En la película “Fenómeno”, el personaje interpretado por el actor John Travolta lo estaba pasando muy mal a causa de un conejo salvaje que se comía sus plantas. No comprendía como podía introducirse en el jardín. Tenía la cancela herméticamente cerrada y hasta había construido unas vallas alrededor del jardín de un metro de profundidad para que no pudiera entrar, y todo sin conseguir nada. El conejo continuaba comiéndose las plantas y sus raíces.
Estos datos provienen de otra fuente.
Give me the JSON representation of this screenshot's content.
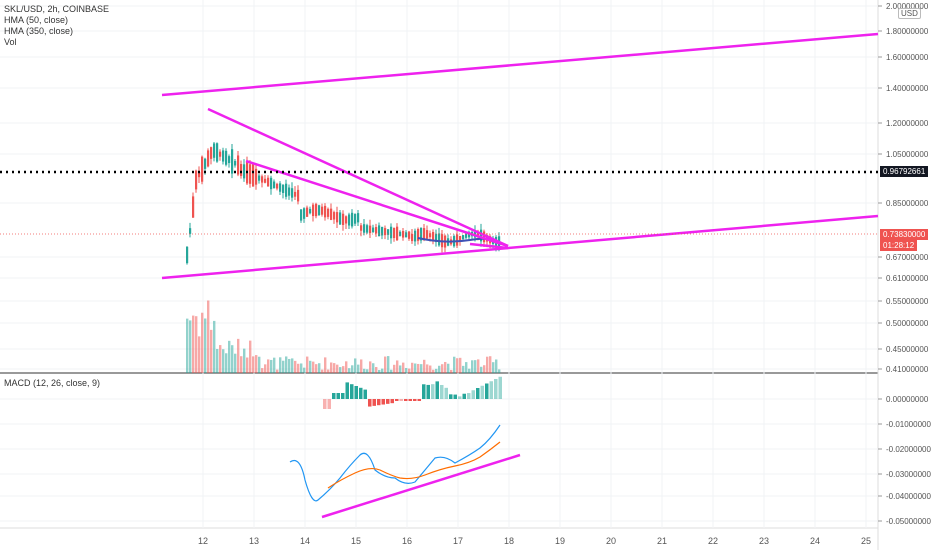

Un noche, cansado de la situación, el personaje pensó que, a lo mejor, la solución era otra y, a la luz de la luna, salió al jardín y abrió la cancela de entrada. Se sentó en el porche y esperó a ver lo que pasaba. Cuando ya iba a dormirse, vio el conejo que, desde el interior del jardín se acercaba a la salida, miraba a su alrededor y se fue corriendo al campo.
Todo el tiempo que el dueño había intentado impedir que entrara, el conejo estaba encerrado al interior del jardín ya que no podía salir y se comía las plantas.
El predicador hizo entonces la siguiente reflexión:
Muchas personas, hacemos lo mismo con nuestros pensamientos, creencias y recuerdos negativos que el dueño del jardín con el conejo. Queriendo dejarlos fuera los encerramos en nuestra consciencia donde minan nuestra paz y nuestro bienestar sin poder salir y desaparecer de nuestra vida.
La sugerencia es la de concentrarnos en lo que no nos gusta de nosotros mismos y buscar que es lo que tenemos encerrado para abrirle las puertas de salidas y dejar que desaparezca. Pueden ser unos miedos a lo que nos puede pasar o unas memorias de lo que nos sucedió en el pasado o una interpretación negativa de una situación que estamos viviendo en la actualidad.
Cerremos los ojos, respiremos profundamente y lentamente y abramos las puertas a nuestro propio corazón. Lo importante es empezar.
Démosle la posibilidad al conejo de salir y desaparecer de nuestra vida.
Felicité al predicador por su sermón y estuvimos un rato hablando del tema.